Consider for a moment a large retail chain, with several hundred or a couple thousand locations. How big a lab should they have before deciding to roll out a new network something-or-other? Should their lab be 1:10 scale? A more realistic figure is that they'll consider themselves lucky to be between 1:50 and 1:100, and that lab is probably understaffed at best. Having a dedicated lab manager is often seen as an expensive luxury, and many businesses don't have the margin to support it.

David Barak
Need Geek Rock? Try The Franchise:
http://www.listentothefranchise.com

In my experience, once one has an understanding of the performance envelopes and has built a lab which contains examples of the functional elements of the system (network infrastructure, servers, apps, databases, clients, et. al.), one can extrapolate pretty accurately well out to orders of magnitude.

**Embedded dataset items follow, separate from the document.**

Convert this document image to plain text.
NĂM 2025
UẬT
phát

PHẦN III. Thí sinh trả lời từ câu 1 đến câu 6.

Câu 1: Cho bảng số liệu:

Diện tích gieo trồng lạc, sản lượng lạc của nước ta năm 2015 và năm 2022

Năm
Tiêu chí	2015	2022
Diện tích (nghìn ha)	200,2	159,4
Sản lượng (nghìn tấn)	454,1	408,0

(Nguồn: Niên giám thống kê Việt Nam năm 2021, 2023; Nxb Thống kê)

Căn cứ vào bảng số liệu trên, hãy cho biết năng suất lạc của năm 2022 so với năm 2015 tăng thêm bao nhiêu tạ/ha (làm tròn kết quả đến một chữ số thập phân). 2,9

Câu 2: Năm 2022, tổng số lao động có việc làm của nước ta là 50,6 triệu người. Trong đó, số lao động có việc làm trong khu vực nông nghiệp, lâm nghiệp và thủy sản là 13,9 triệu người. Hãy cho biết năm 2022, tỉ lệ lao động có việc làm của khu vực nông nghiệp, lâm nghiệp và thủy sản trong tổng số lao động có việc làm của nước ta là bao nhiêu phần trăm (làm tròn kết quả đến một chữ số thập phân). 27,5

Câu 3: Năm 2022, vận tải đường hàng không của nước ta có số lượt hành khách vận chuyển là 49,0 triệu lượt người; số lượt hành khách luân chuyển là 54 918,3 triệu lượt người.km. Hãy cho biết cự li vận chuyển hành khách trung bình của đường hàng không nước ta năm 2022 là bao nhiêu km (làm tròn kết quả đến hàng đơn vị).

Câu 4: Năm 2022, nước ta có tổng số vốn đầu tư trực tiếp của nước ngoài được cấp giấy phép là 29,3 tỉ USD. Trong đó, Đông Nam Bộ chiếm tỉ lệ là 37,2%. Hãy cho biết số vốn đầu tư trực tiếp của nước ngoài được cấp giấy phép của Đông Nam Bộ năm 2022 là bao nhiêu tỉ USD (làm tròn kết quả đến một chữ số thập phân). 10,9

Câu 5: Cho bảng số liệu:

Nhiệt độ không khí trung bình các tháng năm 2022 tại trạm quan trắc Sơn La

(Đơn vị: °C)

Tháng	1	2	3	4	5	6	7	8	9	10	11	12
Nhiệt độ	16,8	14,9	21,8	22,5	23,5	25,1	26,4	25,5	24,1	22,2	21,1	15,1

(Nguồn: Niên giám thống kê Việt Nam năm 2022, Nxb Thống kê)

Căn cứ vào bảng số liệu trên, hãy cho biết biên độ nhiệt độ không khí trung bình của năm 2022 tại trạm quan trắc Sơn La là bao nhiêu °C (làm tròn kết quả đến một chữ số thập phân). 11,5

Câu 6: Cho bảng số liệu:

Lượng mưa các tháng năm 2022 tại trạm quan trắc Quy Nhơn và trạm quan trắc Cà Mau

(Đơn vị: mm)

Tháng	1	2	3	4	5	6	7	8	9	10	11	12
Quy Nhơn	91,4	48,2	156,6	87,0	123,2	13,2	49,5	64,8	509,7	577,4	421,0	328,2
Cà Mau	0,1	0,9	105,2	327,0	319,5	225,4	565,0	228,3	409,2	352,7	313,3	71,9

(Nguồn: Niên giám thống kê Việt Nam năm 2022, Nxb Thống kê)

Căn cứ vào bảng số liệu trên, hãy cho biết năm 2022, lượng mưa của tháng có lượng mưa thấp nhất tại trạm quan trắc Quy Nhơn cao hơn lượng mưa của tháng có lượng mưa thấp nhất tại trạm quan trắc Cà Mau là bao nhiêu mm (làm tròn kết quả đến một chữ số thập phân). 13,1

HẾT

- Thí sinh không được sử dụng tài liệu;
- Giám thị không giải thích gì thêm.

The problem is that many organizations don't do the above prior to freezing the design and initiating deployment.

Roland Dobbins wrote:

In my experience, once one has an understanding of the performance envelopes and has built a lab which contains examples of the functional elements of the system (network infrastructure, servers, apps, databases, clients, et. al.), one can extrapolate pretty accurately well out to orders of magnitude.

The problem is that many organizations don't do the above prior to freezing the design and initiating deployment.

Sadly, I think money and time have a lot to do with this. Technology is a moving target, and everyone is constantly struggling to keep up while maintaining performance/security.

I've seen this out of software developers, too. I'd say I've seen more outages due to a simple command typed into a router cli crashing the router than DDoS traffic. Perhaps I've been lucky with the latter.